Second Bar + Kitchen’s Espresso Martini
Yeah, we know these espresso martinis are having another global moment, and who knows when the flow of fashion will decide that the moment is over? We don’t give a fuck – we’ll be drinking these delicious things until the sun finally expands and engulfs our entire planet. Especially if, in that far future, we can still get them at Second Bar + Kitchen, where the cocktail is genius-move supercharged with Bendt Bourbon Cream (in addition to the Tito’s and caramel espresso). And even more especially if Second Bar + Kitchen is still where it just moved to: The ground floor interior of the East Austin Hotel, right there at 1108 E. Sixth. We had the pleasure of sipping this javalicious delight in their rooftop bar, recently, and we loved the whole easygoing vibe of the hotel so much that we’re trying to figure out some way to justify a staycation – or at least get one of those Pool Passes. Well, to be honest, we were also influenced by the tasty fare on the all-day menu. (OMG, that Congress Burger.) Pro tip – not for you, citizen, but for the SB+K powers-that-be: The roasted tomatillo salsa that accompanies the guacamole for your extra-thick tortilla chips? You need to enter that stuff into the Hot Sauce Festival next year, please; it’s nigh on perfect.

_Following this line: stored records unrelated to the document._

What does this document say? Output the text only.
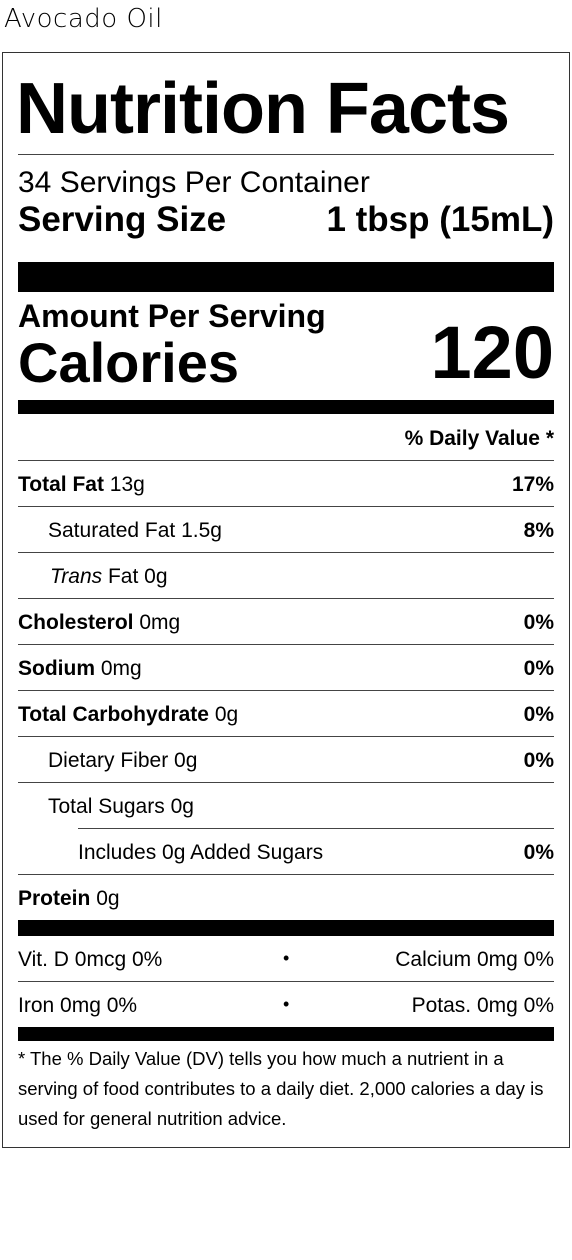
Avocado Oil
Nutrition Facts
34 Servings Per Container
Serving Size	1 tbsp (15mL)
Amount Per Serving
Calories	120
% Daily Value *
Total Fat 13g	17%
Saturated Fat 1.5g	8%
Trans Fat 0g
Cholesterol 0mg	0%
Sodium 0mg	0%
Total Carbohydrate 0g	0%
Dietary Fiber 0g	0%
Total Sugars 0g
Includes 0g Added Sugars	0%
Protein 0g
Vit. D 0mcg 0%	•	Calcium 0mg 0%
Iron 0mg 0%	•	Potas. 0mg 0%
* The % Daily Value (DV) tells you how much a nutrient in a serving of food contributes to a daily diet. 2,000 calories a day is used for general nutrition advice.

The Spiced Peary-Tini, a fine Perry's Steakhouse pairing

Perry’s Spiced Peary-tini
That’s Perry’s Steakhouse, yes, where – as if their steak program was other than phenomenal, as if their Pork Chop Friday wasn’t as delicious as it is legendary – they’ve started their Off-the-Menu features again, offering white bean pork chili and butternut squash soup and pumpkin cheesecake and (whoa) a Steak Flight with prime portions of Wagyu and Angus presented New York strip style. But, never mind the food – this here is the Drinks Issue. And the one special cocktail part of this limited-time menu (which runs through Nov. 30, so get it while you can) … the cocktail, we say, is this Spiced Peary-Tini, a refresher that’s so redolent of baked pears, so lightly cinnamon'd and brightened by a touch of citrus, that it’s a kind of liquid dessert right there in the glass. Very tasty. Of course your current reporter enjoyed it – he drinks all kinds of stuff – but his less boozy wife also thought this Peary-Tini was a superb accompaniment to dinner and well worth drinking on its own.